We know your sperm count was low, and you and your wife, Tana, had to have IVF treatment, but what of it? You said you had few, but they were very vigorous, and we were all a-quiver. Nobody but me - us - could adore your tousled imperfection, so artfully contrived. Watch those sun lamps! And there are weird lines down under your mouth, unique to you.
#QUAVER TOES SKIN#
Your wrinkles are etched deep, like the cuts in the skin of a pork roast you're hoping to crackle. Only millions of us could love you, and the way you fold your arms just so in your crisp white jackets. Do you wear tinted contact lenses? You have a face like a forgotten spud in a paddock, a nose like a weary truffle, wrinkles in the weirdest places. You smoulder so fetchingly, Gordy, and your cursing titillates us like an insouciant amuse-bouche.
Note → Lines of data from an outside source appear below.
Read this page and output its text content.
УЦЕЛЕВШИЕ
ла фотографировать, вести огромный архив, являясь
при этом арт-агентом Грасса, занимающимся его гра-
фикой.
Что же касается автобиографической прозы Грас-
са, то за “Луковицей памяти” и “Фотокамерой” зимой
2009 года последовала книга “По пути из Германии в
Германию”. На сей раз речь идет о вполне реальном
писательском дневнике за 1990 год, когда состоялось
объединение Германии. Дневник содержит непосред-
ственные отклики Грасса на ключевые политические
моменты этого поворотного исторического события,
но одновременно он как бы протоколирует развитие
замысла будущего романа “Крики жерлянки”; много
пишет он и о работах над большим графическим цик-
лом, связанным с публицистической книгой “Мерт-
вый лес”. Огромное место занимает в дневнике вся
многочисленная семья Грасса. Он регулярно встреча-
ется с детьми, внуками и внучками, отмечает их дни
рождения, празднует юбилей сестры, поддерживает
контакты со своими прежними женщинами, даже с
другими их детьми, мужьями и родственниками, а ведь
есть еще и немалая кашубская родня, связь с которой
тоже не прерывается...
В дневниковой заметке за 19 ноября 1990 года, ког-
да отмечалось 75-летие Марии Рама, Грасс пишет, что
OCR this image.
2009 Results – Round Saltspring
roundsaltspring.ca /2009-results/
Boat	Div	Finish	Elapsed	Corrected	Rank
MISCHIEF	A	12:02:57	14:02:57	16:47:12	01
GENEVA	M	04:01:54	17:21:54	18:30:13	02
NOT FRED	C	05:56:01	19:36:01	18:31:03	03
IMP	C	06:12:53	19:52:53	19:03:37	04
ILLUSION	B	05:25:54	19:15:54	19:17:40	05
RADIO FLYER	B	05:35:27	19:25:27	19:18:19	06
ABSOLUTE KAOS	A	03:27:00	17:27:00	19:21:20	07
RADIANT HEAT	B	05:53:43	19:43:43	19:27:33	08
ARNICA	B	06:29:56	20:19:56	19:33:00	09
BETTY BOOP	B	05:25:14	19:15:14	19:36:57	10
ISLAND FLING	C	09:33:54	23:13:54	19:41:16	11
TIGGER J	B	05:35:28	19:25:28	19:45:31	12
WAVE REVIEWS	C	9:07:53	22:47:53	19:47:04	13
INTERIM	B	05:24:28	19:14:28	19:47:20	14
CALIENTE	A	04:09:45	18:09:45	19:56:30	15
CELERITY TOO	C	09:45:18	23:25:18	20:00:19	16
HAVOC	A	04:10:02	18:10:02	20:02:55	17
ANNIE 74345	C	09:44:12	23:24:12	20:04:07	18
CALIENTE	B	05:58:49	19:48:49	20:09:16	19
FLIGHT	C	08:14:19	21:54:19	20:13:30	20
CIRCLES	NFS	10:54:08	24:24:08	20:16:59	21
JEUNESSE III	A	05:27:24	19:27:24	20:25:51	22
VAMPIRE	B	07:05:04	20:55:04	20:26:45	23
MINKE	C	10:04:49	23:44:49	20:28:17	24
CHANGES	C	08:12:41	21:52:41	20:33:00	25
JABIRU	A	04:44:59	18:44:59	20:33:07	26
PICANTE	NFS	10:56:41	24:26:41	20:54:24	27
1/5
Now is the era of the chef, the erotic blend of knife skills, whisk wrists, rolling in and stuffing and seasoning with of jus and marmalades of smoulder as well as deep-fry, gratin, simmer and stew. It took a split second, a mere quaver beat.
![quaver toes quaver toes](https://i.etsystatic.com/17922518/r/il/9aecd3/2717548043/il_1588xN.2717548043_piqv.jpg)
#QUAVER TOES SERIES#
The Americans - who suspended your next series of Kitchen Nightmares when they heard the news - will get over it. Yes, you really are up for grabs you weren't just flirting. You gave us all hope, the promise of enough to go around - and maybe even dessert. It goes together like tomato and basil, bread and butter, corned beef and mustard.
![quaver toes quaver toes](https://www.mrqsmusic.com/uploads/1/8/1/9/18198925/mrqtictactoe_orig.jpg)
It's a sexy combo though, sex and infidelity. You are officially the Sexiest Chef in Britain, as of last week's British newspaper survey, and last week you also became the Cheating-est Chef in Britain. You're as smooth as butter, mayonnaise, pureed mango, melting ice cream. You're always tanned you know we wouldn't want to watch a pimply, pale Pom slithering out of his kit. You shave your chest you must you know we're looking. Given the chance, we'd knead your toes delicately, like little Parker House rolls in the making, but there's the problem of distance and opportunity, sadly. We can't get enough of you and your smooth, smooth chest down which we want to trail our delicate, delicate fingers dripping in baby oil. You have so many programmes, so many books, so much to share, so much skin, and no singlets at all. For me, surely, you'd slipped so often, so eagerly, out of your chef's whites and showed your manly chest on that programme - oh, whatever it's called. GORDON, GORDON: you ate the raw heart of a just-dead puffin in July, then last week you shattered my still-beating heart into breadcrumbs.